The trigger that was pulled was not without a Cold War “echo,” however. The best way for the US and Russia to defuse the situation, put the incident in the past, and move on was to revive a Cold War mainstay: the spy swap. There were over a dozen known spy swaps during the Cold War: actual spies, turncoats, dissidents, and missionaries were traded like baseball cards. Back then espionage was a serious and respected business with a strong code of honor and pride. The practitioners of spy trades conducted themselves cordially with a high sense of decorum, mutual respect, and even affection for each other. Former spy swapper Jeremy Smith told NPR that the negotiations between him and Wolfgang Vogel, his East German counterpart, was like a “dance of two pens” as they tapped the names on their lists of desired agents to get around the bugs in Volker’s office. Smith and Vogel developed a warm relationship despite their adversary positions. They exchanged gifts and for one Christmas, Smith even brought the tryptophan deficient Vogel Butterball turkeys because the bird was scarce in East Germany.
These echoes quickly go faint in the our world of cost-cutting, productivity and profit. There is just no time for the finesse of the past. James Bond would have been downsized a long time ago. If not, his expense account would have surely been drastically cut. Also, this week’s spy swap just had nothing substantive at stake. The integrity of both our respective civilizations was not questioned simply because we are now all part of the capitalist brotherhood. Our differences are mere quibbles compared the world historical duel of the past. The current spy scandal, therefore, was no substitute for the “real” ones of the past even if in our media laden present we are accustomed to mistaking the copy for the real.
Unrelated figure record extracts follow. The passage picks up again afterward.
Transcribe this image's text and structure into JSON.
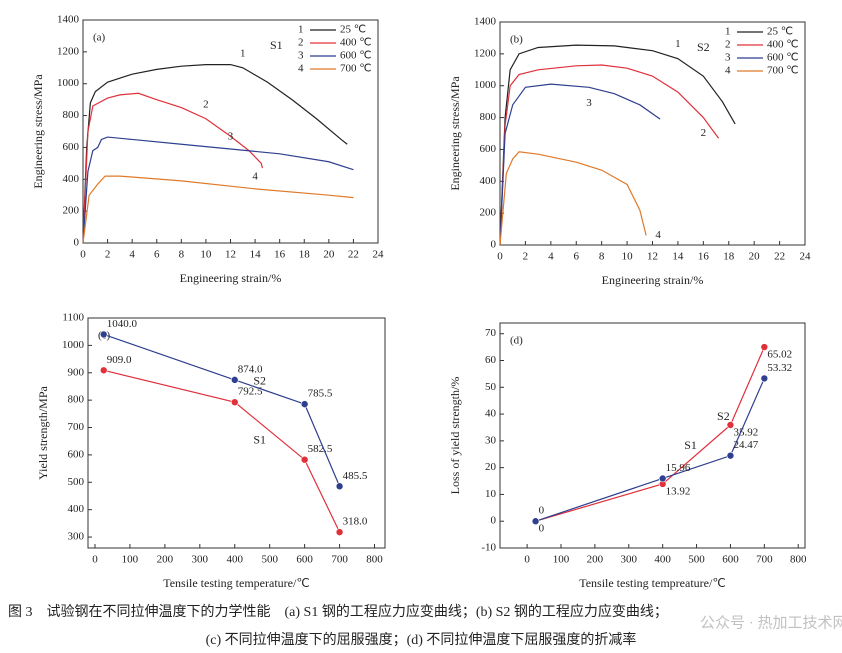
{
  "chart_data": [
    {
      "type": "line",
      "panel_label": "(a)",
      "x_label": "Engineering strain/%",
      "y_label": "Engineering stress/MPa",
      "xlim": [
        0,
        24
      ],
      "xticks": [
        0,
        2,
        4,
        6,
        8,
        10,
        12,
        14,
        16,
        18,
        20,
        22,
        24
      ],
      "ylim": [
        0,
        1400
      ],
      "yticks": [
        0,
        200,
        400,
        600,
        800,
        1000,
        1200,
        1400
      ],
      "legend": "upper right",
      "legend_title": "S1",
      "series": [
        {
          "name": "25 ℃",
          "label": "1",
          "color": "#222222",
          "x": [
            0,
            0.3,
            0.6,
            1,
            2,
            4,
            6,
            8,
            10,
            12,
            13,
            15,
            17,
            19,
            21,
            21.5
          ],
          "values": [
            0,
            600,
            880,
            950,
            1010,
            1060,
            1090,
            1110,
            1120,
            1120,
            1100,
            1010,
            900,
            780,
            650,
            620
          ]
        },
        {
          "name": "400 ℃",
          "label": "2",
          "color": "#e0303a",
          "x": [
            0,
            0.4,
            0.8,
            2,
            3,
            4.5,
            6,
            8,
            10,
            12,
            13.5,
            14.5,
            14.6
          ],
          "values": [
            0,
            700,
            860,
            910,
            930,
            940,
            900,
            850,
            780,
            670,
            580,
            500,
            470
          ]
        },
        {
          "name": "600 ℃",
          "label": "3",
          "color": "#2e3f8f",
          "x": [
            0,
            0.4,
            0.8,
            1.2,
            1.5,
            2,
            4,
            8,
            12,
            16,
            20,
            22
          ],
          "values": [
            0,
            450,
            580,
            600,
            650,
            665,
            650,
            620,
            590,
            560,
            510,
            460
          ]
        },
        {
          "name": "700 ℃",
          "label": "4",
          "color": "#e07a2a",
          "x": [
            0,
            0.5,
            0.9,
            1.2,
            1.8,
            3,
            8,
            14,
            20,
            22
          ],
          "values": [
            0,
            300,
            340,
            370,
            420,
            420,
            390,
            340,
            300,
            285
          ]
        }
      ]
    },
    {
      "type": "line",
      "panel_label": "(b)",
      "x_label": "Engineering strain/%",
      "y_label": "Engineering stress/MPa",
      "xlim": [
        0,
        24
      ],
      "xticks": [
        0,
        2,
        4,
        6,
        8,
        10,
        12,
        14,
        16,
        18,
        20,
        22,
        24
      ],
      "ylim": [
        0,
        1400
      ],
      "yticks": [
        0,
        200,
        400,
        600,
        800,
        1000,
        1200,
        1400
      ],
      "legend": "upper right",
      "legend_title": "S2",
      "series": [
        {
          "name": "25 ℃",
          "label": "1",
          "color": "#222222",
          "x": [
            0,
            0.4,
            0.8,
            1.5,
            3,
            6,
            9,
            12,
            14,
            16,
            17.5,
            18.5
          ],
          "values": [
            0,
            800,
            1100,
            1200,
            1240,
            1255,
            1250,
            1220,
            1170,
            1060,
            900,
            760
          ]
        },
        {
          "name": "400 ℃",
          "label": "2",
          "color": "#e0303a",
          "x": [
            0,
            0.4,
            0.8,
            1.5,
            3,
            6,
            8,
            10,
            12,
            14,
            16,
            17.2
          ],
          "values": [
            0,
            750,
            1000,
            1070,
            1100,
            1125,
            1130,
            1110,
            1060,
            960,
            800,
            670
          ]
        },
        {
          "name": "600 ℃",
          "label": "3",
          "color": "#2e3f8f",
          "x": [
            0,
            0.4,
            1,
            2,
            4,
            7,
            9,
            11,
            12.6
          ],
          "values": [
            0,
            700,
            880,
            990,
            1010,
            990,
            950,
            880,
            790
          ]
        },
        {
          "name": "700 ℃",
          "label": "4",
          "color": "#e07a2a",
          "x": [
            0,
            0.5,
            1,
            1.5,
            3,
            6,
            8,
            10,
            11,
            11.5
          ],
          "values": [
            0,
            450,
            540,
            585,
            570,
            520,
            470,
            380,
            220,
            60
          ]
        }
      ]
    },
    {
      "type": "dotline",
      "panel_label": "(c)",
      "x_label": "Tensile testing temperature/℃",
      "y_label": "Yield strength/MPa",
      "xlim": [
        -20,
        830
      ],
      "xticks": [
        0,
        100,
        200,
        300,
        400,
        500,
        600,
        700,
        800
      ],
      "ylim": [
        260,
        1100
      ],
      "yticks": [
        300,
        400,
        500,
        600,
        700,
        800,
        900,
        1000,
        1100
      ],
      "series": [
        {
          "name": "S1",
          "color": "#e0303a",
          "x": [
            25,
            400,
            600,
            700
          ],
          "values": [
            909,
            792.5,
            582.5,
            318
          ],
          "value_labels": [
            "909.0",
            "792.5",
            "582.5",
            "318.0"
          ]
        },
        {
          "name": "S2",
          "color": "#2e3f8f",
          "x": [
            25,
            400,
            600,
            700
          ],
          "values": [
            1040,
            874,
            785.5,
            485.5
          ],
          "value_labels": [
            "1040.0",
            "874.0",
            "785.5",
            "485.5"
          ]
        }
      ]
    },
    {
      "type": "dotline",
      "panel_label": "(d)",
      "x_label": "Tensile testing tempreature/℃",
      "y_label": "Loss of yield strength/%",
      "xlim": [
        -80,
        820
      ],
      "xticks": [
        0,
        100,
        200,
        300,
        400,
        500,
        600,
        700,
        800
      ],
      "ylim": [
        -10,
        74
      ],
      "yticks": [
        -10,
        0,
        10,
        20,
        30,
        40,
        50,
        60,
        70
      ],
      "series": [
        {
          "name": "S1",
          "color": "#e0303a",
          "x": [
            25,
            400,
            600,
            700
          ],
          "values": [
            0,
            13.92,
            35.92,
            65.02
          ]
        },
        {
          "name": "S2",
          "color": "#2e3f8f",
          "x": [
            25,
            400,
            600,
            700
          ],
          "values": [
            0,
            15.96,
            24.47,
            53.32
          ]
        }
      ]
    }
  ],
  "caption": [
    "图 3　试验钢在不同拉伸温度下的力学性能　(a) S1 钢的工程应力应变曲线；(b) S2 钢的工程应力应变曲线；",
    "(c) 不同拉伸温度下的屈服强度；(d) 不同拉伸温度下屈服强度的折减率"
  ],
  "watermark": "公众号 · 热加工技术网"
}
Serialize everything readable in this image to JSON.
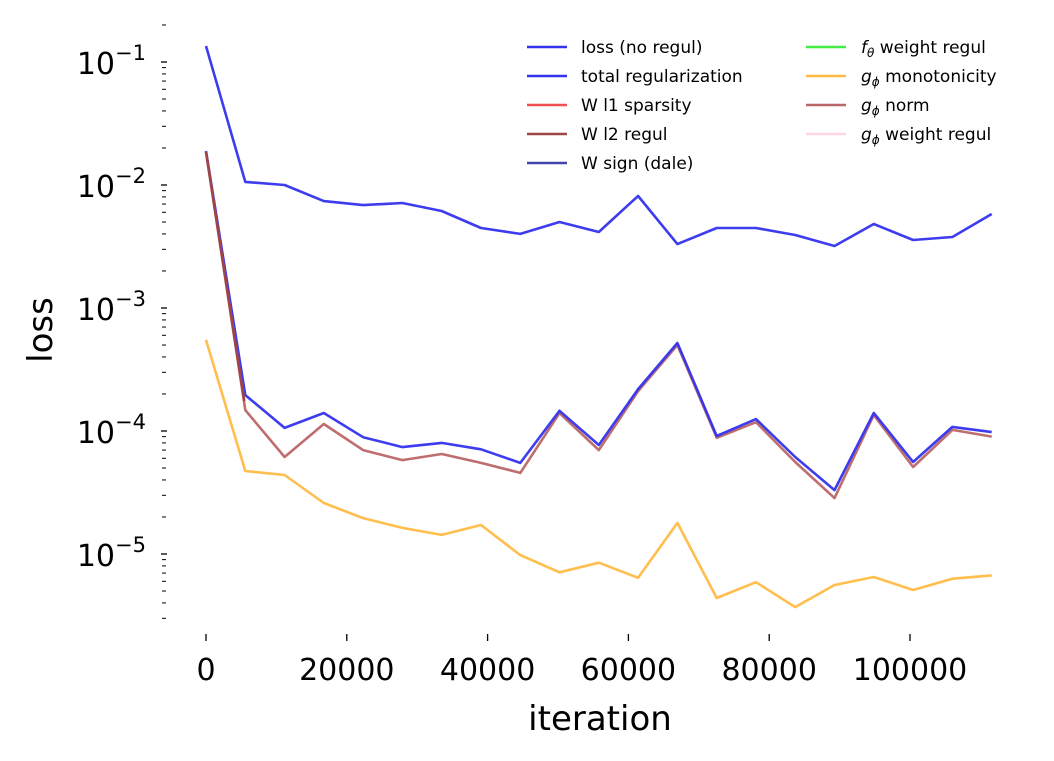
{
  "chart_data": {
    "type": "line",
    "title": "",
    "xlabel": "iteration",
    "ylabel": "loss",
    "yscale": "log",
    "xlim": [
      -4000,
      114000
    ],
    "ylim": [
      2.2e-06,
      0.2
    ],
    "grid": false,
    "legend_position": "top-right",
    "legend_columns": 2,
    "x_ticks": [
      0,
      20000,
      40000,
      60000,
      80000,
      100000
    ],
    "x_tick_labels": [
      "0",
      "20000",
      "40000",
      "60000",
      "80000",
      "100000"
    ],
    "y_ticks": [
      0.1,
      0.01,
      0.001,
      0.0001,
      1e-05
    ],
    "y_tick_labels": [
      {
        "base": "10",
        "exp": "−1"
      },
      {
        "base": "10",
        "exp": "−2"
      },
      {
        "base": "10",
        "exp": "−3"
      },
      {
        "base": "10",
        "exp": "−4"
      },
      {
        "base": "10",
        "exp": "−5"
      }
    ],
    "x": [
      0,
      5580,
      11160,
      16740,
      22320,
      27900,
      33480,
      39060,
      44640,
      50220,
      55800,
      61380,
      66960,
      72540,
      78120,
      83700,
      89280,
      94860,
      100440,
      106020,
      111600
    ],
    "series": [
      {
        "name": "loss (no regul)",
        "label_main": "loss (no regul)",
        "label_sym": "",
        "label_sub": "",
        "color": "#3333ee",
        "values": [
          0.135,
          0.0106,
          0.01,
          0.0074,
          0.00687,
          0.00714,
          0.00615,
          0.00447,
          0.004,
          0.005,
          0.00415,
          0.00814,
          0.00331,
          0.00447,
          0.00447,
          0.00392,
          0.00319,
          0.00482,
          0.00357,
          0.00378,
          0.00581
        ]
      },
      {
        "name": "total regularization",
        "label_main": "total regularization",
        "label_sym": "",
        "label_sub": "",
        "color": "#3333ee",
        "values": [
          0.0189,
          0.000196,
          0.000106,
          0.00014,
          8.9e-05,
          7.4e-05,
          8e-05,
          7.1e-05,
          5.5e-05,
          0.000146,
          7.7e-05,
          0.000219,
          0.000519,
          9.1e-05,
          0.000125,
          6.15e-05,
          3.31e-05,
          0.00014,
          5.6e-05,
          0.000108,
          9.8e-05
        ]
      },
      {
        "name": "W l1 sparsity",
        "label_main": "W l1 sparsity",
        "label_sym": "",
        "label_sub": "",
        "color": "#f05050",
        "values": []
      },
      {
        "name": "W l2 regul",
        "label_main": "W l2 regul",
        "label_sym": "",
        "label_sub": "",
        "color": "#a04545",
        "values": [
          0.0187
        ]
      },
      {
        "name": "W sign (dale)",
        "label_main": "W sign (dale)",
        "label_sym": "",
        "label_sub": "",
        "color": "#4444aa",
        "values": []
      },
      {
        "name": "f_θ weight regul",
        "label_main": " weight regul",
        "label_sym": "f",
        "label_sub": "θ",
        "color": "#44ee44",
        "values": []
      },
      {
        "name": "g_ϕ monotonicity",
        "label_main": " monotonicity",
        "label_sym": "g",
        "label_sub": "ϕ",
        "color": "#ffbb44",
        "values": [
          0.00055,
          4.73e-05,
          4.39e-05,
          2.6e-05,
          1.96e-05,
          1.63e-05,
          1.43e-05,
          1.72e-05,
          9.8e-06,
          7.1e-06,
          8.5e-06,
          6.4e-06,
          1.79e-05,
          4.39e-06,
          5.9e-06,
          3.7e-06,
          5.6e-06,
          6.5e-06,
          5.1e-06,
          6.3e-06,
          6.7e-06
        ]
      },
      {
        "name": "g_ϕ norm",
        "label_main": " norm",
        "label_sym": "g",
        "label_sub": "ϕ",
        "color": "#bb6666",
        "values": [
          0.0185,
          0.000148,
          6.15e-05,
          0.000114,
          7e-05,
          5.8e-05,
          6.5e-05,
          5.5e-05,
          4.56e-05,
          0.00014,
          7e-05,
          0.000211,
          0.0005,
          8.8e-05,
          0.000118,
          5.6e-05,
          2.85e-05,
          0.000135,
          5.1e-05,
          0.000102,
          9e-05
        ]
      },
      {
        "name": "g_ϕ weight regul",
        "label_main": " weight regul",
        "label_sym": "g",
        "label_sub": "ϕ",
        "color": "#ffd6e0",
        "values": []
      }
    ]
  }
}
Indeed, when it came down to it, the performance of the swap was more important than those being swapped. Just take two of the most publicly recognized figures: Anna Chapman and Igor Sutyagin, the Russian nuclear scientist convicted of spying for the US in 2004. The former turned out to be a very bad spy, while the latter was most likely not a spy at all. Nor did the exchange come amid any secrecy or setting reminiscent of the Cold War. There was no equivalent to the Glienicke Bridge. The world knew the swap was happening before it even happened. Sutyagin’s people went straight to the press when it was announced that he would be exchanged. Someone claiming to represent Chapman announced her impending release on Twitter.
It was no Cold War, though the public seemed happy to relish in the possibility. But like most media sensations the buzz was a far cry for the real thing. I even doubt that Americans and Russians really wanted the real thing. They just like the idea of Cold War. It was exciting and it made our culture, our values, and our nations more important. The world was split between us, our own personal chessboard on a global scale. So what to make of this spy scandal on a cultural level? Was there even a scandal at all? I think the answer to these questions can be surmised from what will surely become one of its iconic phrases: “99 Fake Street.”